My freshman year of college at Florida was arguably the most difficult year of my life up to this point. I was homesick and struggling to perform on the field even remotely close to what I knew I was capable of. It was my first time truly struggling with my identity. Who was I if I wasn’t a good softball player? I thought I had balance before that year but when I got to school it really felt like my whole life revolved around softball and since I was struggling it felt like I didn’t have anything to offer in any way.
So during a moment mid season when I was at my wit’s end I finally surrendered—I literally said “God I can’t do this anymore. Whatever I’ve been doing hasn’t been working anyway.

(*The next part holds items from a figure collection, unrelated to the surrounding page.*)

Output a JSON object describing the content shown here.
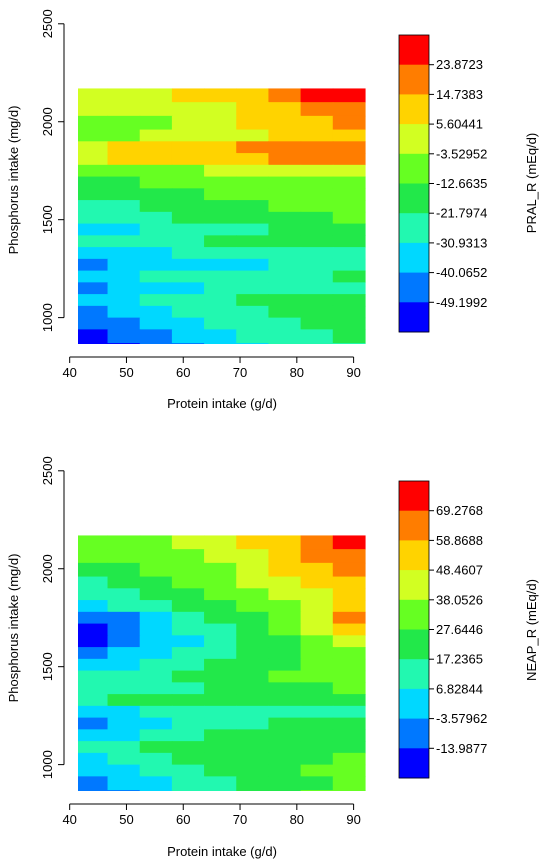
{
  "chart_data": [
    {
      "type": "heatmap",
      "subtype": "filled-contour",
      "xlabel": "Protein intake (g/d)",
      "ylabel": "Phosphorus intake (mg/d)",
      "colorbar_label": "PRAL_R (mEq/d)",
      "x_ticks": [
        "40",
        "50",
        "60",
        "70",
        "80",
        "90"
      ],
      "y_ticks": [
        "1000",
        "1500",
        "2000",
        "2500"
      ],
      "xlim": [
        39,
        95
      ],
      "ylim": [
        850,
        2550
      ],
      "data_x_range": [
        41,
        92
      ],
      "data_y_range": [
        870,
        2170
      ],
      "colorbar_levels": [
        "23.8723",
        "14.7383",
        "5.60441",
        "-3.52952",
        "-12.6635",
        "-21.7974",
        "-30.9313",
        "-40.0652",
        "-49.1992"
      ],
      "colors": [
        "#ff0000",
        "#ff7d00",
        "#ffd300",
        "#d2ff22",
        "#66ff22",
        "#22e84a",
        "#22f8b0",
        "#00d8ff",
        "#0078ff",
        "#0000ff"
      ],
      "band_rows": [
        {
          "y": 2170,
          "levels": [
            6,
            6,
            6,
            7,
            7,
            7,
            8,
            9,
            9
          ]
        },
        {
          "y": 2100,
          "levels": [
            6,
            6,
            6,
            6,
            6,
            7,
            7,
            8,
            8
          ]
        },
        {
          "y": 2030,
          "levels": [
            5,
            5,
            5,
            6,
            6,
            7,
            7,
            7,
            8
          ]
        },
        {
          "y": 1960,
          "levels": [
            5,
            5,
            6,
            6,
            6,
            6,
            7,
            7,
            7
          ]
        },
        {
          "y": 1900,
          "levels": [
            6,
            7,
            7,
            7,
            7,
            8,
            8,
            8,
            8
          ]
        },
        {
          "y": 1840,
          "levels": [
            6,
            7,
            7,
            7,
            7,
            7,
            8,
            8,
            8
          ]
        },
        {
          "y": 1780,
          "levels": [
            5,
            5,
            5,
            5,
            6,
            6,
            6,
            6,
            6
          ]
        },
        {
          "y": 1720,
          "levels": [
            4,
            4,
            5,
            5,
            5,
            5,
            5,
            5,
            5
          ]
        },
        {
          "y": 1660,
          "levels": [
            4,
            4,
            4,
            4,
            5,
            5,
            5,
            5,
            5
          ]
        },
        {
          "y": 1600,
          "levels": [
            3,
            3,
            4,
            4,
            4,
            4,
            5,
            5,
            5
          ]
        },
        {
          "y": 1540,
          "levels": [
            3,
            3,
            3,
            4,
            4,
            4,
            4,
            4,
            5
          ]
        },
        {
          "y": 1480,
          "levels": [
            2,
            2,
            3,
            3,
            3,
            3,
            4,
            4,
            4
          ]
        },
        {
          "y": 1420,
          "levels": [
            3,
            3,
            3,
            3,
            4,
            4,
            4,
            4,
            4
          ]
        },
        {
          "y": 1360,
          "levels": [
            2,
            2,
            2,
            3,
            3,
            3,
            3,
            3,
            3
          ]
        },
        {
          "y": 1300,
          "levels": [
            1,
            2,
            2,
            2,
            2,
            2,
            3,
            3,
            3
          ]
        },
        {
          "y": 1240,
          "levels": [
            2,
            2,
            3,
            3,
            3,
            3,
            3,
            3,
            4
          ]
        },
        {
          "y": 1180,
          "levels": [
            1,
            2,
            2,
            2,
            3,
            3,
            3,
            3,
            3
          ]
        },
        {
          "y": 1120,
          "levels": [
            2,
            2,
            3,
            3,
            3,
            4,
            4,
            4,
            4
          ]
        },
        {
          "y": 1060,
          "levels": [
            1,
            2,
            2,
            3,
            3,
            3,
            4,
            4,
            4
          ]
        },
        {
          "y": 1000,
          "levels": [
            1,
            1,
            2,
            2,
            3,
            3,
            3,
            4,
            4
          ]
        },
        {
          "y": 940,
          "levels": [
            0,
            1,
            1,
            2,
            2,
            3,
            3,
            3,
            4
          ]
        },
        {
          "y": 870,
          "levels": [
            0,
            0,
            1,
            1,
            2,
            2,
            3,
            3,
            3
          ]
        }
      ]
    },
    {
      "type": "heatmap",
      "subtype": "filled-contour",
      "xlabel": "Protein intake (g/d)",
      "ylabel": "Phosphorus intake (mg/d)",
      "colorbar_label": "NEAP_R (mEq/d)",
      "x_ticks": [
        "40",
        "50",
        "60",
        "70",
        "80",
        "90"
      ],
      "y_ticks": [
        "1000",
        "1500",
        "2000",
        "2500"
      ],
      "xlim": [
        39,
        95
      ],
      "ylim": [
        850,
        2550
      ],
      "data_x_range": [
        41,
        92
      ],
      "data_y_range": [
        870,
        2170
      ],
      "colorbar_levels": [
        "69.2768",
        "58.8688",
        "48.4607",
        "38.0526",
        "27.6446",
        "17.2365",
        "6.82844",
        "-3.57962",
        "-13.9877"
      ],
      "colors": [
        "#ff0000",
        "#ff7d00",
        "#ffd300",
        "#d2ff22",
        "#66ff22",
        "#22e84a",
        "#22f8b0",
        "#00d8ff",
        "#0078ff",
        "#0000ff"
      ],
      "band_rows": [
        {
          "y": 2170,
          "levels": [
            5,
            5,
            5,
            6,
            6,
            7,
            7,
            8,
            9
          ]
        },
        {
          "y": 2100,
          "levels": [
            5,
            5,
            5,
            5,
            6,
            6,
            7,
            8,
            8
          ]
        },
        {
          "y": 2030,
          "levels": [
            4,
            4,
            5,
            5,
            5,
            6,
            7,
            7,
            8
          ]
        },
        {
          "y": 1960,
          "levels": [
            3,
            4,
            4,
            5,
            5,
            6,
            6,
            7,
            7
          ]
        },
        {
          "y": 1900,
          "levels": [
            3,
            3,
            4,
            4,
            5,
            5,
            6,
            6,
            7
          ]
        },
        {
          "y": 1840,
          "levels": [
            2,
            3,
            3,
            4,
            4,
            5,
            5,
            6,
            7
          ]
        },
        {
          "y": 1780,
          "levels": [
            1,
            1,
            2,
            3,
            4,
            4,
            5,
            6,
            8
          ]
        },
        {
          "y": 1720,
          "levels": [
            0,
            1,
            2,
            3,
            3,
            4,
            5,
            6,
            7
          ]
        },
        {
          "y": 1660,
          "levels": [
            0,
            1,
            2,
            2,
            3,
            4,
            4,
            5,
            6
          ]
        },
        {
          "y": 1600,
          "levels": [
            1,
            2,
            2,
            3,
            3,
            4,
            4,
            5,
            5
          ]
        },
        {
          "y": 1540,
          "levels": [
            2,
            2,
            3,
            3,
            4,
            4,
            4,
            5,
            5
          ]
        },
        {
          "y": 1480,
          "levels": [
            3,
            3,
            3,
            4,
            4,
            4,
            5,
            5,
            5
          ]
        },
        {
          "y": 1420,
          "levels": [
            3,
            3,
            3,
            3,
            4,
            4,
            4,
            4,
            5
          ]
        },
        {
          "y": 1360,
          "levels": [
            3,
            4,
            4,
            4,
            4,
            4,
            4,
            4,
            4
          ]
        },
        {
          "y": 1300,
          "levels": [
            2,
            2,
            3,
            3,
            3,
            3,
            3,
            3,
            3
          ]
        },
        {
          "y": 1240,
          "levels": [
            1,
            2,
            2,
            3,
            3,
            3,
            4,
            4,
            4
          ]
        },
        {
          "y": 1180,
          "levels": [
            2,
            2,
            3,
            3,
            4,
            4,
            4,
            4,
            4
          ]
        },
        {
          "y": 1120,
          "levels": [
            3,
            3,
            4,
            4,
            4,
            4,
            4,
            4,
            4
          ]
        },
        {
          "y": 1060,
          "levels": [
            2,
            3,
            3,
            4,
            4,
            4,
            4,
            4,
            5
          ]
        },
        {
          "y": 1000,
          "levels": [
            2,
            2,
            3,
            3,
            4,
            4,
            4,
            5,
            5
          ]
        },
        {
          "y": 940,
          "levels": [
            1,
            2,
            2,
            3,
            3,
            4,
            4,
            4,
            5
          ]
        },
        {
          "y": 870,
          "levels": [
            1,
            1,
            2,
            3,
            3,
            4,
            4,
            5,
            5
          ]
        }
      ]
    }
  ]
}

Take control of my life”
And it was in that moment that with tears in my eyes I felt like I could breathe deeply for the first time all year.
Since that moment of surrender my focus has changed. Now I’m not just a softball player, I’m a daughter of the King of Kings. I’m not just someone who can throw a ball well, I’m fearfully and wonderfully made. Since that day I’ve been able to see the purpose God has on my life through my story. I’ve learned that God makes all things work together for our good so every bit of our stories, the good, the bad, and the ugly, can be used for His glory. That realization has made me better at handling failure and keeping my identity in the one who is the same yesterday, today, and tomorrow.
I love thinking about purpose. My favorite verse is Esther 4:14 “Perhaps you were born for such a time as this.” It’s just beautiful to think about how intentional God is with us. That no matter who or where we’ve been He has a purpose for us. We are in specific places with specific people at specific moments for a reason. Knowing that God is that intentional with my life and purpose makes me want to live as intentional as I can because I don’t want to miss a second of what He has for me. It has led to me living a bolder life, which is a true miracle transformation of the timid heart I used to have. It has led me to saying “yes” more to unique opportunities. It has led me to deeper relationships and it has led me to a fuller and more blessed life both on the softball field and in my personal life.
All of that change in perspective because in a moment of brokenness I cried out to Jesus. That moment of brokenness was the surrender I needed to walk in freedom, which is how I live and play softball now. That freedom allows me to compete with joy in big moments now. I’m so excited to compete joyfully in 2020 on the path of purpose that God has laid out before me.
Forever grateful for that moment of surrender that has allowed me to see the goodness of God in all things and that prepared my heart “for such a time as this.”